Norma, ich kam am Anfang überhaupt nicht mit den Reaktionen meines Mannes zurecht, denn egal was innerhalb der Familie anstand, es wurde darüber geredet. Plötzlich begegnete ich einer Mauer. Versuchte ich ihm das zu geben, was er mir immer gab und gibt, machte er dicht. Tat ich garnichts, war es auch nicht recht. Ich hatte gerade meine Bestrahlungen des letzten Rezidivs hinter mir, und war selbst noch ganz doll am Nagen.
Auch dachte ich, dass mein Mann nun versteht wie es mir die ganzen Jahre wirklich ging, Fehlanzeige. Warum? Weil er gefühlsmäßig auf einem ganz anderen Gleis wie ich fuhr und heute noch fährt.

Wie viele Male versuchte ich durch zu dringen, dachte, wir müssen doch darüber reden, wir haben Beide doch dieselbe Sch*krankheit!!! Wir haben doch erst die Jahre zuvor meine Eltern und meine beste Freundin in ihren Krebserkrankrankungen begleitet.

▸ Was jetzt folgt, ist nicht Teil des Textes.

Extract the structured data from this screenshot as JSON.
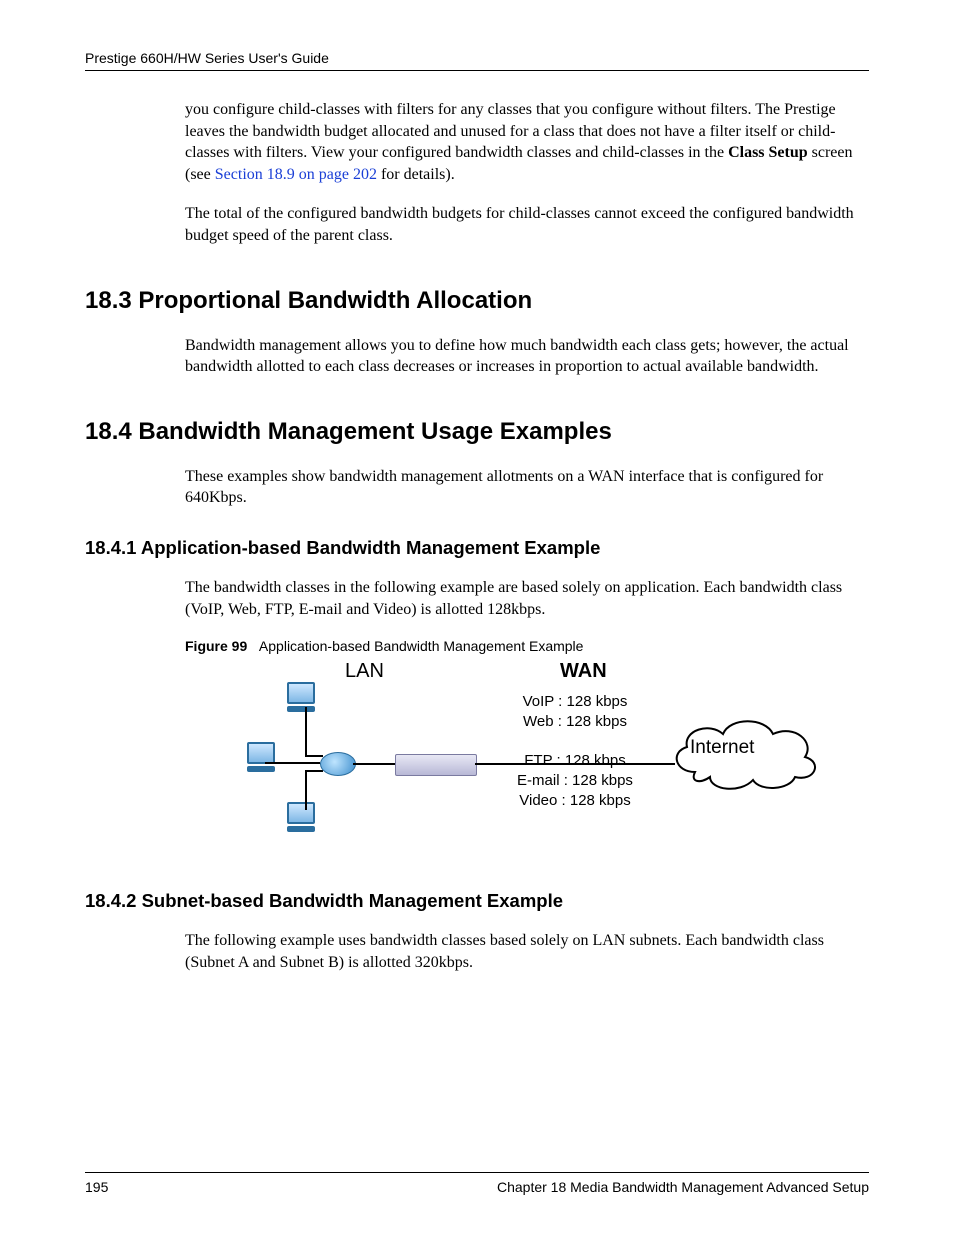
{
  "header": {
    "title": "Prestige 660H/HW Series User's Guide"
  },
  "intro": {
    "para1_a": "you configure child-classes with filters for any classes that you configure without filters. The Prestige leaves the bandwidth budget allocated and unused for a class that does not have a filter itself or child-classes with filters. View your configured bandwidth classes and child-classes in the ",
    "para1_bold": "Class Setup",
    "para1_b": " screen (see ",
    "para1_link": "Section 18.9 on page 202",
    "para1_c": " for details).",
    "para2": "The total of the configured bandwidth budgets for child-classes cannot exceed the configured bandwidth budget speed of the parent class."
  },
  "section_18_3": {
    "heading": "18.3  Proportional Bandwidth Allocation",
    "para": "Bandwidth management allows you to define how much bandwidth each class gets; however, the actual bandwidth allotted to each class decreases or increases in proportion to actual available bandwidth."
  },
  "section_18_4": {
    "heading": "18.4  Bandwidth Management Usage Examples",
    "para": "These examples show bandwidth management allotments on a WAN interface that is configured for 640Kbps."
  },
  "section_18_4_1": {
    "heading": "18.4.1  Application-based Bandwidth Management Example",
    "para": "The bandwidth classes in the following example are based solely on application. Each bandwidth class (VoIP, Web, FTP, E-mail and Video) is allotted 128kbps.",
    "figure_number": "Figure 99",
    "figure_title": "Application-based Bandwidth Management Example"
  },
  "diagram": {
    "lan": "LAN",
    "wan": "WAN",
    "internet": "Internet",
    "bw1": "VoIP : 128 kbps",
    "bw2": "Web : 128 kbps",
    "bw3": "FTP : 128 kbps",
    "bw4": "E-mail :  128 kbps",
    "bw5": "Video :  128 kbps"
  },
  "section_18_4_2": {
    "heading": "18.4.2  Subnet-based Bandwidth Management Example",
    "para": "The following example uses bandwidth classes based solely on LAN subnets. Each bandwidth class (Subnet A and Subnet B) is allotted 320kbps."
  },
  "footer": {
    "page": "195",
    "chapter": "Chapter 18 Media Bandwidth Management Advanced Setup"
  }
}
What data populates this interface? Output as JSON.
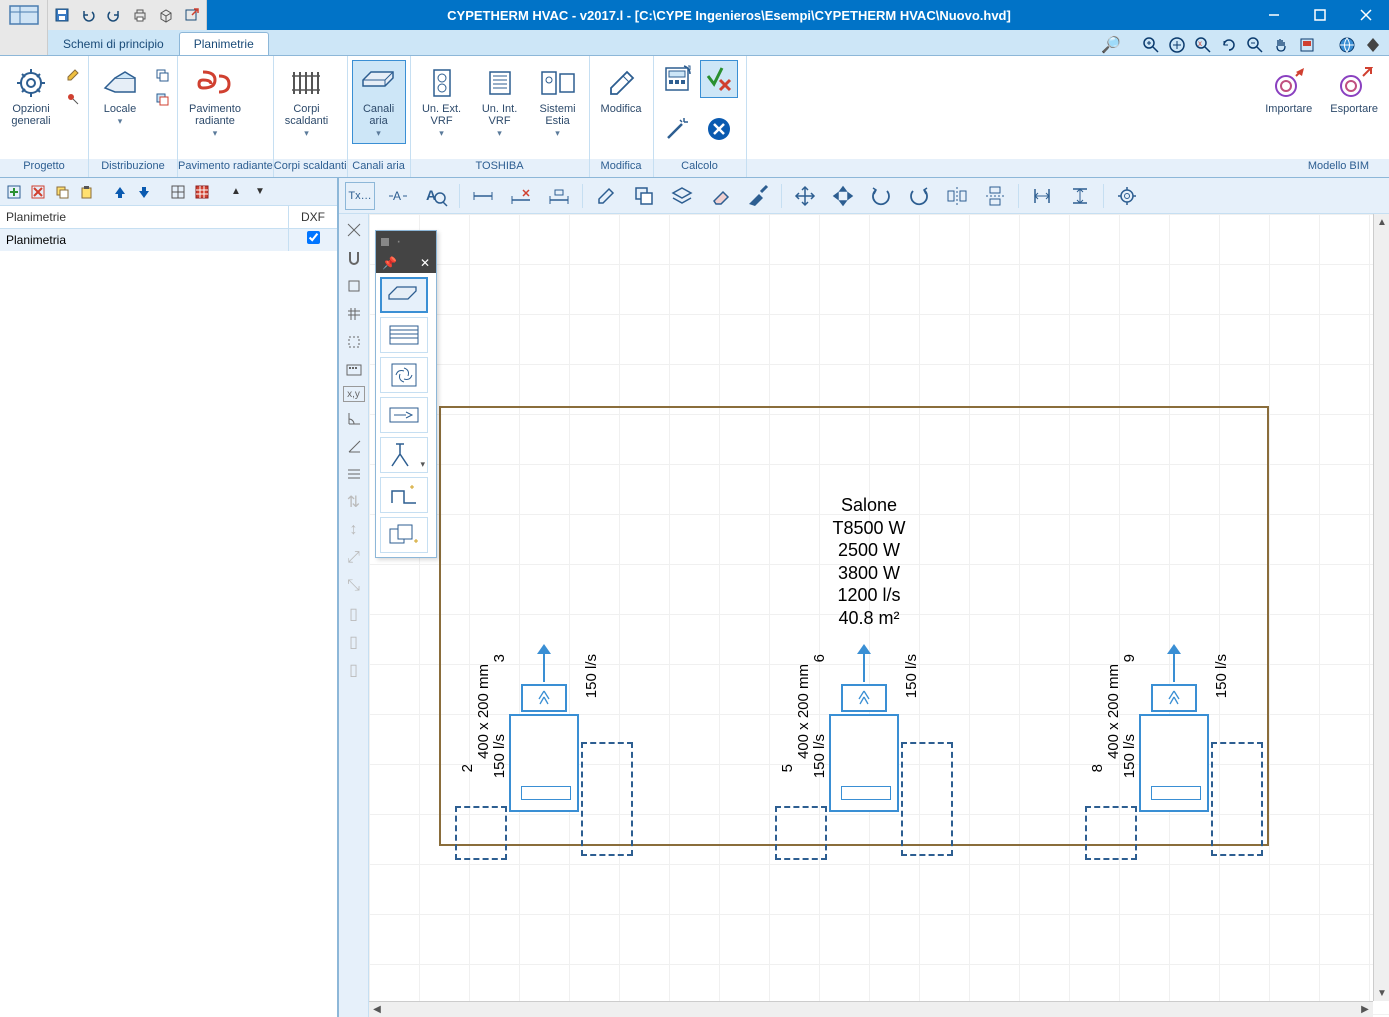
{
  "title": "CYPETHERM HVAC - v2017.l - [C:\\CYPE Ingenieros\\Esempi\\CYPETHERM HVAC\\Nuovo.hvd]",
  "tabs": {
    "schemi": "Schemi di principio",
    "planimetrie": "Planimetrie"
  },
  "ribbon": {
    "groups": {
      "progetto": "Progetto",
      "distribuzione": "Distribuzione",
      "pavimento": "Pavimento radiante",
      "corpi": "Corpi scaldanti",
      "canali": "Canali aria",
      "toshiba": "TOSHIBA",
      "modifica": "Modifica",
      "calcolo": "Calcolo",
      "bim": "Modello BIM"
    },
    "btns": {
      "opzioni": "Opzioni\ngenerali",
      "locale": "Locale",
      "pav_radiante": "Pavimento\nradiante",
      "corpi_scaldanti": "Corpi\nscaldanti",
      "canali_aria": "Canali\naria",
      "un_ext_vrf": "Un. Ext.\nVRF",
      "un_int_vrf": "Un. Int.\nVRF",
      "sistemi_estia": "Sistemi\nEstia",
      "modifica": "Modifica",
      "importare": "Importare",
      "esportare": "Esportare"
    }
  },
  "side": {
    "header": {
      "col1": "Planimetrie",
      "col2": "DXF"
    },
    "row": {
      "name": "Planimetria",
      "checked": true
    }
  },
  "room": {
    "name": "Salone",
    "line1": "T8500 W",
    "line2": "2500 W",
    "line3": "3800 W",
    "line4": "1200 l/s",
    "line5": "40.8 m²"
  },
  "diffusers": [
    {
      "id_low": "2",
      "id_high": "3",
      "size": "400 x 200 mm",
      "flow_low": "150 l/s",
      "flow_high": "150 l/s"
    },
    {
      "id_low": "5",
      "id_high": "6",
      "size": "400 x 200 mm",
      "flow_low": "150 l/s",
      "flow_high": "150 l/s"
    },
    {
      "id_low": "8",
      "id_high": "9",
      "size": "400 x 200 mm",
      "flow_low": "150 l/s",
      "flow_high": "150 l/s"
    }
  ]
}
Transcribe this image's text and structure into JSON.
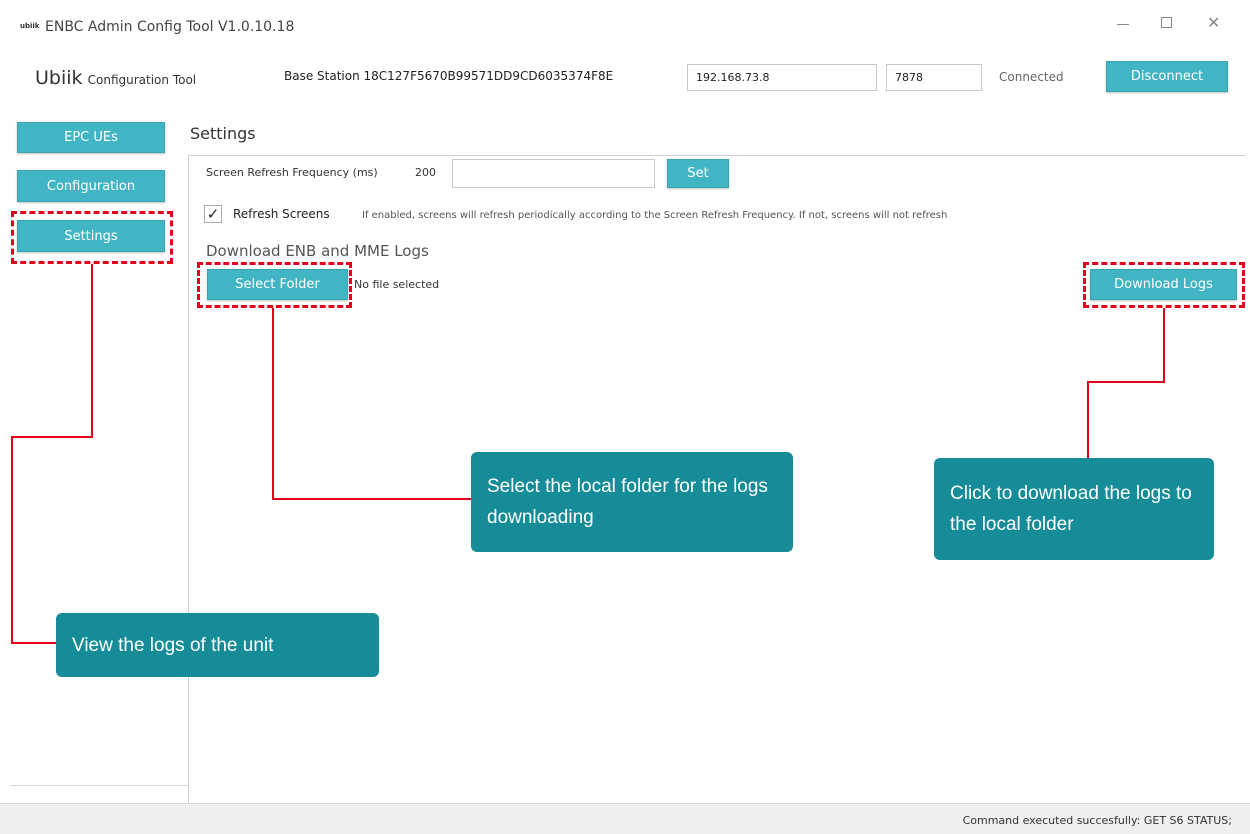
{
  "window": {
    "logo_text": "ubiik",
    "title": "ENBC Admin Config Tool V1.0.10.18"
  },
  "header": {
    "brand": "Ubiik",
    "brand_sub": "Configuration Tool",
    "base_station": "Base Station 18C127F5670B99571DD9CD6035374F8E",
    "ip_value": "192.168.73.8",
    "port_value": "7878",
    "status": "Connected",
    "disconnect_label": "Disconnect"
  },
  "sidebar": {
    "items": [
      {
        "label": "EPC UEs"
      },
      {
        "label": "Configuration"
      },
      {
        "label": "Settings"
      }
    ]
  },
  "settings": {
    "heading": "Settings",
    "refresh_label": "Screen Refresh Frequency (ms)",
    "refresh_value": "200",
    "set_label": "Set",
    "refresh_screens_label": "Refresh Screens",
    "refresh_screens_desc": "If enabled, screens will refresh periodically according to the Screen Refresh Frequency. If not, screens will not refresh",
    "logs_heading": "Download ENB and MME Logs",
    "select_folder_label": "Select Folder",
    "no_file_text": "No file selected",
    "download_logs_label": "Download Logs"
  },
  "callouts": {
    "select_folder": "Select the local folder for the logs downloading",
    "download_logs": "Click to download the logs to the local folder",
    "view_logs": "View the logs of the unit"
  },
  "statusbar": {
    "text": "Command executed succesfully: GET S6 STATUS;"
  }
}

Norma, es dauerte sehr lange bis ich kapierte, durch von mir gelenkte Gespräche, ohne das Kind beim Namen zu nennen, was wirklich dahinter steckt. ANGST, nicht vor den OP's oder sonst etwas. Nein, die Angst nicht mehr die Familie so versorgen zu können, wie es in seinen Augen sein sollte (ich bin in Erwerbsminderungsrente, neues Haus gebaut etc.). Angst, mich alleine in meiner Erkrankung und all den Auswirkungen zu lassen; Angst, dass niemand mehr da ist, der mich versorgt; Angst nicht mehr das zu sein, was seinen Platz innerhalb der Familie ausmacht. Angst, mir seine Sorgen und Ängste auch aufbürden zu müssen; Angst, meine Schuhe innerhalb der Familie nicht tragen zu können. Er war gefangen in seinen eigenen Ängsten....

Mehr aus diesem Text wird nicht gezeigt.